Abstract
We begin by considering two common ways of conceiving critical metaphysics.
According to the first (and polemical) conception, critical metaphysics analyzes
nothing more than the form of thought and thereby misses the proper point of
metaphysics, namely to investigate the form of reality. According to the second
(and affirmative) conception, critical metaphysics starts from the supposed
insight that the form of reality cannot be other than the form of thought and is
thus not required to analyze anything but that form. We argue that the first
conception is too weak while the second is too strong. Then we sketch an alternative
conception of critical metaphysics, a conception we find expressed both
in Kant’s B-Deduction and in the way Barry Stroud has recently investigated the
possibility of metaphysics.
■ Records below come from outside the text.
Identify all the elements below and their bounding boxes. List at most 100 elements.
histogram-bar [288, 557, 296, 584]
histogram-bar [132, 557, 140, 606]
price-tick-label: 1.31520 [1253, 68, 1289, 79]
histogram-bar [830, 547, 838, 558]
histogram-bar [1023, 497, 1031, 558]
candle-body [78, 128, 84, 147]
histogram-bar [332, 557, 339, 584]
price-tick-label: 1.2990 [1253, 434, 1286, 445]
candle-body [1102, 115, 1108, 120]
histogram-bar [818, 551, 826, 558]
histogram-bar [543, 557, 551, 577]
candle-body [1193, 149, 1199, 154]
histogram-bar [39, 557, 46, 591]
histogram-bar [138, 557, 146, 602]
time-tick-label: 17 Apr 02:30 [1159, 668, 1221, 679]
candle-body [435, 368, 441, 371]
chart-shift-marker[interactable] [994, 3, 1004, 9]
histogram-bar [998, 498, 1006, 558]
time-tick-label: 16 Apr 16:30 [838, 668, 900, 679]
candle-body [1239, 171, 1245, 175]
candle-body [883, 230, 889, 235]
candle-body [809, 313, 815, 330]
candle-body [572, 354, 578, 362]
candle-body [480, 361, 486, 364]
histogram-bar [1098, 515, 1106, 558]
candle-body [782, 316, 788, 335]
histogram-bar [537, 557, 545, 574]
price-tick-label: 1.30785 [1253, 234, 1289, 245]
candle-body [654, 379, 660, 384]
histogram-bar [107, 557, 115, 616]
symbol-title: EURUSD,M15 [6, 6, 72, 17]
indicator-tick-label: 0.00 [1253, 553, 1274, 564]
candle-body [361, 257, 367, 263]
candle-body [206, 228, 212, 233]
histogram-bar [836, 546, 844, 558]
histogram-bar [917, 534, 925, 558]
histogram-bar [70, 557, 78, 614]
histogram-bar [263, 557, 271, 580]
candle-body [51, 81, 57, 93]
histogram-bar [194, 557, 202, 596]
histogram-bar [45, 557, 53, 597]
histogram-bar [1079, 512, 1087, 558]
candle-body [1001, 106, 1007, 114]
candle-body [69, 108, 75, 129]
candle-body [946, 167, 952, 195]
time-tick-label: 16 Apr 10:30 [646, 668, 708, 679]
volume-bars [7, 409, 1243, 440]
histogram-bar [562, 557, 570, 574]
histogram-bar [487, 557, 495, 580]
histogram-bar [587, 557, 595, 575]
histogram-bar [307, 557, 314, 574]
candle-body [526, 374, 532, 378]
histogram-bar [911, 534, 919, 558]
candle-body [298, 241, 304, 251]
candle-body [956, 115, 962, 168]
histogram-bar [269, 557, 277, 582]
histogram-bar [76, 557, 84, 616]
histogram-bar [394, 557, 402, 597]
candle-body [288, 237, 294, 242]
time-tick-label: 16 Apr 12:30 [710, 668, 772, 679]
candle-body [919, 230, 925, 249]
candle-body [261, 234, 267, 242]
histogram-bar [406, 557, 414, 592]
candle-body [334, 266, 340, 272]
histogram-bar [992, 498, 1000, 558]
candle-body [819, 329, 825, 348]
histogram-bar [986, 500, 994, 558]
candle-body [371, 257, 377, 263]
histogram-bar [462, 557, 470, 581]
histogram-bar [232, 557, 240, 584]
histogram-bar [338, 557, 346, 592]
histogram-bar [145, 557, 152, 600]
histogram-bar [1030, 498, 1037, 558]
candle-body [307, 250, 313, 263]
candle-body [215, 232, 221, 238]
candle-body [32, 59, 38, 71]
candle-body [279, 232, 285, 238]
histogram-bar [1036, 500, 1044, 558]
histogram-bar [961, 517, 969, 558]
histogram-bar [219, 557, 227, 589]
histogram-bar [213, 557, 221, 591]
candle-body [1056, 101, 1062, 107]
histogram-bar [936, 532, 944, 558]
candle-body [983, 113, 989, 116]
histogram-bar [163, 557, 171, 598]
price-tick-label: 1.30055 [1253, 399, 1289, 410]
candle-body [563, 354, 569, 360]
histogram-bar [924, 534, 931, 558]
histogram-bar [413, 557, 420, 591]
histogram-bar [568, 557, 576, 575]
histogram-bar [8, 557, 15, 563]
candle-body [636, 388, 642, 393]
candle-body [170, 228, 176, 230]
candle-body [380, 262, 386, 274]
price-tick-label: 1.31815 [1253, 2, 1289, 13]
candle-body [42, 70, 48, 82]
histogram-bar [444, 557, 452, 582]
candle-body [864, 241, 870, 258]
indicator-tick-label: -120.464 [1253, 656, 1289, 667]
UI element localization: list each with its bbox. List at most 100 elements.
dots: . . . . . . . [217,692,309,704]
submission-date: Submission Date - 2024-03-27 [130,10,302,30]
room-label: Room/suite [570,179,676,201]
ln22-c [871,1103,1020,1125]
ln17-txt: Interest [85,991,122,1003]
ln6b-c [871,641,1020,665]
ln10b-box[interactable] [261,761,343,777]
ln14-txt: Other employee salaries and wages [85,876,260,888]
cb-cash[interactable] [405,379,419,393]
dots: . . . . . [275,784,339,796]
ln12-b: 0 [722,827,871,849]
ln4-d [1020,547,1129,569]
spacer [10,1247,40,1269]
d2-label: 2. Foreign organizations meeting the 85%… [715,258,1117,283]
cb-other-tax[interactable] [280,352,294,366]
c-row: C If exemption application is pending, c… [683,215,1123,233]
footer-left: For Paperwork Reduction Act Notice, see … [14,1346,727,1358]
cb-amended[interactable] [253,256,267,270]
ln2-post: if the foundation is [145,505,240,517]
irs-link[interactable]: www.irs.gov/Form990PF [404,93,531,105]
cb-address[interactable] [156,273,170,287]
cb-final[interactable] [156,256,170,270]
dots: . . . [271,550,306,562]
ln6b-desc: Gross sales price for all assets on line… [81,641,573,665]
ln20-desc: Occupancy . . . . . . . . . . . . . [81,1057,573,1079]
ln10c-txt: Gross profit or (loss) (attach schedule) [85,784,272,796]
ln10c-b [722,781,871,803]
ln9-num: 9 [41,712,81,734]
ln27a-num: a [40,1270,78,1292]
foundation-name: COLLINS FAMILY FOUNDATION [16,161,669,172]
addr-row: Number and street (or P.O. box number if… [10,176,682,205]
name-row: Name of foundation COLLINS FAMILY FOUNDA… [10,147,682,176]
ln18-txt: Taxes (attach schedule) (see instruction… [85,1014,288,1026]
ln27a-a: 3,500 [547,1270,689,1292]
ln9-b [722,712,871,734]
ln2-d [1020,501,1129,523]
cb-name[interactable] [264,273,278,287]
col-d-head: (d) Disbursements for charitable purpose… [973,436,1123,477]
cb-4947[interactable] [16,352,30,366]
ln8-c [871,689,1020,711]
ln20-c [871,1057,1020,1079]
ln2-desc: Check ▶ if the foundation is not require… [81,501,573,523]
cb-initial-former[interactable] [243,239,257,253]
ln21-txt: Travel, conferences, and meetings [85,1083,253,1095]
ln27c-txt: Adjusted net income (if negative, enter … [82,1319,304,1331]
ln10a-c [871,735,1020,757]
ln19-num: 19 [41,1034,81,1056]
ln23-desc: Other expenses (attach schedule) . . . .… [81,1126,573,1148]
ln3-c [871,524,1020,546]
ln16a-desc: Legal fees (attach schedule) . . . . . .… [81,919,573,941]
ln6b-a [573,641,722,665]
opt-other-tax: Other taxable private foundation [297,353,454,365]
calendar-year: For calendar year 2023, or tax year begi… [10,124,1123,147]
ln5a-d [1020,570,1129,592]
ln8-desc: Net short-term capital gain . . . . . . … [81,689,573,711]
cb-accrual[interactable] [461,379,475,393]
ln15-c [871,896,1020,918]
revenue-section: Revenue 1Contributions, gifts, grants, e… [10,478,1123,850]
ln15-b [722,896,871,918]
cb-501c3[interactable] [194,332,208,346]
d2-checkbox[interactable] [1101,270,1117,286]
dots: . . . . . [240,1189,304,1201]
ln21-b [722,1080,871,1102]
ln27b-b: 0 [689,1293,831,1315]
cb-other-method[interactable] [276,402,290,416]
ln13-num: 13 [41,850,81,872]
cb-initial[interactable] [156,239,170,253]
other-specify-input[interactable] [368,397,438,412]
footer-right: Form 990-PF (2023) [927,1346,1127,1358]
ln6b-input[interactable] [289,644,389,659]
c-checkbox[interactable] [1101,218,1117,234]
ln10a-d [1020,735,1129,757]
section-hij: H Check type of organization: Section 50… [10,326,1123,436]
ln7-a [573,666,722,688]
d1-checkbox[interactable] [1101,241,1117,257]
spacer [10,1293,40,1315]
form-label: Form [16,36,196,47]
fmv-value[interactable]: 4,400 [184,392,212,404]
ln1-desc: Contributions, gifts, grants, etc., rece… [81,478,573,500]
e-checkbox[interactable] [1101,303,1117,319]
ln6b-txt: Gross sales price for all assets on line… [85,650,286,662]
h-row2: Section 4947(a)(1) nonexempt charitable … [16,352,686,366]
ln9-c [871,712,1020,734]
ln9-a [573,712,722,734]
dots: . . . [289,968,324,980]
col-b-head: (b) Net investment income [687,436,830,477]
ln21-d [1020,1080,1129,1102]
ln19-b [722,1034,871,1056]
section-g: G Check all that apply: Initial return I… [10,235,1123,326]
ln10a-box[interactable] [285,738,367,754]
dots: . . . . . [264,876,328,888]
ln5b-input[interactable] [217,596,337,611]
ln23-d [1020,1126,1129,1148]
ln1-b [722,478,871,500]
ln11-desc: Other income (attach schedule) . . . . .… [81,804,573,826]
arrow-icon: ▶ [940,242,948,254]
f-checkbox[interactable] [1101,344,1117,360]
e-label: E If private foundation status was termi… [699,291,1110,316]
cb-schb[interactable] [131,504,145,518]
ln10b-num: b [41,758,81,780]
According to such a conception, a properly critical
metaphysics needs to proceed in two steps: first, it needs to analyze the most
general and necessary form of any thought that is about an objective reality at
all; second, it needs to investigate how that form of thought relates to the reality
it purports to represent. But unlike Kant, Stroud remains sceptical regarding the
possibility of a satisfying transition from thought to reality in metaphysics. We
argue that this dissatisfaction can be traced back to a notion of objectivity and
reality in terms of complete mind-independence. Then we sketch an alternative
notion of objectivity and reality in terms of distinctness from subjects and acts
of thinking, and argue that it is that notion that allows Kant, with his Transcendental
Idealism, to make the transition required for any satisfying metaphysics,
namely that from the form of thought to reality.